|Groothuis, P - KANSAS STATE UNIVERSITY|
|Mcguire, W - FORMER ARS EMPLOYEE|
|Grieger, D - KANSAS STATE UNIVERSITY|
|Davis, D - KANSAS STATE UNIVERSITY|
Submitted to: Journal of Animal Science
Publication Type: Peer Reviewed Journal
Publication Acceptance Date: June 12, 2002
Publication Date: October 20, 2002
Citation: Groothuis, P.G., McGuire, W.J., Vallet, J.L., Grieger, D.M., Davis, D.L. 2002. Retinol and estradiol regulation of retinol binding protein and prostaglandin production by porcine uterine epithelial cells in vitro. Journal of Animal Science. 80(10):2688-2694. Interpretive Summary: Through hormonal manipulation, it is possible to establish pregnancy in female pigs before they undergo natural puberty, but the pigs are subsequently unable to maintain pregnancy. The function of the uterus in prepuberal pigs differs from that of adult pigs, providing an explanation for the inability of prepuberal pigs to maintain pregnancy. However, the normal function of the adult uterus, as well as the differences in the function of the uterus in prepuberal pigs, is not well defined. This experiment demonstrated several differences between prepuberal and adult pigs in the function of cells from the inside lining of the uterus with regard to protein and prostaglandin (hormones derived from fatty acids) secretion. These differences likely contribute to the inability of the prepuberal pig to maintain pregnancy. Definition of the differences between pre- and postpuberal uterine function provides clues to the essential maturational events that take place during puberty, as well as the essential functions carried out by the pig uterus during pregnancy. An understanding of these factors will lead to strategies to optimize uterine function, which in turn, will increase litter size in pigs.
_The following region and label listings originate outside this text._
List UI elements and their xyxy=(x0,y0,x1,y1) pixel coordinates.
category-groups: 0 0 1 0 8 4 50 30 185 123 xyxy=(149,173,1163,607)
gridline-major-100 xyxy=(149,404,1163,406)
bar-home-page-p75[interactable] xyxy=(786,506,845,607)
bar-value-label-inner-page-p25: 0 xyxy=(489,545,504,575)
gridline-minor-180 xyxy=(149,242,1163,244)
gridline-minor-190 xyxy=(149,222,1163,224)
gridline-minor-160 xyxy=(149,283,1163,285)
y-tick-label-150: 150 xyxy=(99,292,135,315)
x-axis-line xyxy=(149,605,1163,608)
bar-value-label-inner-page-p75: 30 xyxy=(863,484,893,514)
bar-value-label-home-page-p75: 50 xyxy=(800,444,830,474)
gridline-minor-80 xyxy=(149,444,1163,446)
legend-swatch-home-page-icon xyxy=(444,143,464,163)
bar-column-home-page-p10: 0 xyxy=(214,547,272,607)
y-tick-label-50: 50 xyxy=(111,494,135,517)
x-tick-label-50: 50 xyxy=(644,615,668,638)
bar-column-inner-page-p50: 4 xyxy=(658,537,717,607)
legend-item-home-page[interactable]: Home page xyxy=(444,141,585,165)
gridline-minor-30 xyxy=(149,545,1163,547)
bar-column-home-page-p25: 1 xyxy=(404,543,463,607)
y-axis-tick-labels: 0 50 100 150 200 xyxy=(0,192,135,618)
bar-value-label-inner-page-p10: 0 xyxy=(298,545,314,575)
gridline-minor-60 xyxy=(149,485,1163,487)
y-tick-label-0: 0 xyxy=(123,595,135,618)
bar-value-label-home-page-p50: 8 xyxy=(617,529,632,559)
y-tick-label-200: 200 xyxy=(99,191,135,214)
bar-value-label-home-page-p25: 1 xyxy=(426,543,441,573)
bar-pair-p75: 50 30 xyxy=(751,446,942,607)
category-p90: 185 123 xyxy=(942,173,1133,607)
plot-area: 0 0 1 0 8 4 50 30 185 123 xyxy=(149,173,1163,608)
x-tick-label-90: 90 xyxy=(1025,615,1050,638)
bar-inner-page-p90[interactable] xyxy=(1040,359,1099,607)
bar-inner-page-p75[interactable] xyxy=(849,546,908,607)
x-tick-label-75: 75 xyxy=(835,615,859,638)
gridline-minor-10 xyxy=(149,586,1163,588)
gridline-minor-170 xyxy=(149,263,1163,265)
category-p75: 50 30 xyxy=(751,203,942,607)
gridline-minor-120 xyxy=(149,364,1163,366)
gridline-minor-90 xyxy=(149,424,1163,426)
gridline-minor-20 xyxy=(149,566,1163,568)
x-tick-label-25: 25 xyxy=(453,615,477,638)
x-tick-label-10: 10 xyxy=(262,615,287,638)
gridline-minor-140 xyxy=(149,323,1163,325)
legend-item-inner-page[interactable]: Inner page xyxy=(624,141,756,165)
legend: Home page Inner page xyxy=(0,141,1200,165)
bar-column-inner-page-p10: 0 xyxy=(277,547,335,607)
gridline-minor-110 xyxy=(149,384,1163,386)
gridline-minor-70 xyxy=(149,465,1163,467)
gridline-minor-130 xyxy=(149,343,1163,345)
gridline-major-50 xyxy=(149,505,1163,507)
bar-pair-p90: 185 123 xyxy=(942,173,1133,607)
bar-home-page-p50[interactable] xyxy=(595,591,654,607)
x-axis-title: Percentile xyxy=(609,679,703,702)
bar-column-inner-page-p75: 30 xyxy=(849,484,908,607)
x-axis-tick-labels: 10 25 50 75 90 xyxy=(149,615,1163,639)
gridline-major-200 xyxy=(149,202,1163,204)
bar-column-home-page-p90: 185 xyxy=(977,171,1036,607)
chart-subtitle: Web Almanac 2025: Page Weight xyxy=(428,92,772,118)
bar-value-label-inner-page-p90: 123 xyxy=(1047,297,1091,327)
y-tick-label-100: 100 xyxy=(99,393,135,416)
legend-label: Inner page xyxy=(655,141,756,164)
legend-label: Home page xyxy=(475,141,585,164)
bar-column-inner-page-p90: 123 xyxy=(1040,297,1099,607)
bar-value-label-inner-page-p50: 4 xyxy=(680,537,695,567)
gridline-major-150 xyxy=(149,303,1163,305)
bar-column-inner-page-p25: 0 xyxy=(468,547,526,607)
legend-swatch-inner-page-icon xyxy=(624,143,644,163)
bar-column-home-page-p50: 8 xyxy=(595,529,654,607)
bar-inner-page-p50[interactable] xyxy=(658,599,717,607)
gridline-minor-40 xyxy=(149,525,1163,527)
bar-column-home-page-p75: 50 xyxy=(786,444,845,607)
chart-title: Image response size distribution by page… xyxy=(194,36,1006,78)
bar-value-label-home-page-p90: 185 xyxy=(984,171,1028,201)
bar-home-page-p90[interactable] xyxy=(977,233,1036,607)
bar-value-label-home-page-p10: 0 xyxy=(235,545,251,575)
Technical Abstract: Secretion into the uterine lumen follows a precise pattern during early pregnancy. Near the end of the second week of pregnancy and coincident with elongation of conceptuses, retinol binding protein (RBP), estradiol (E2) and prostaglandins E (PGE) and F (PGF) increase in the uterine lumen, and RBP mRNA increases in the endometrium. We examined the potential for E2 (0.1 µM) and retinol (10 µM) to regulate RBP and PG production by cultured luminal (LEC) and glandular (GEC) epithelial cells collected from adult sows and LEC from prepubertal gilts. Endometrial tissue was collected surgically from cyclic and pregnant sows (n=8) on d 10 and 13 postestrus (first d of estrus = d 0) and from 120- and 150-d-old prepubertal gilts that were treated with progesterone (P4) (2.2 mg.kg-1.d-1, n=6) for 14 d prior to tissue collection. The LEC from sows responded to retinol with increased (P<0.07) RBP, PGE, and PGF in culture medium and increased (P<0.07) RBP mRNA but E2 decreased (P<0.05) RBP and RBP mRNA and had no effect on prostaglandins. No E2 or retinol effects on secretions of GEC occurred in vitro, but a d x pregnancy status interaction (P<0.06) affected PGE output by the GEC. Secretion of PGE was greater when GEC were collected on d 10 of pregnancy than from d 10 cyclic or d 13 pregnant or cyclic sows. Both E2 and retinol stimulated (P<0.05) secretion of RBP by LEC isolated from prepubertal gilts, but their effects were not additive. In vivo treatment of prepubertal gilts with P4 increased (P<0.05) RBP and decreased (P<0.05) PG production by LEC in vitro. Therefore responses to E2 and retinol differ between pre- and post-pubertal females and retinol may function in the regulation of endometrial RBP and PG secretion.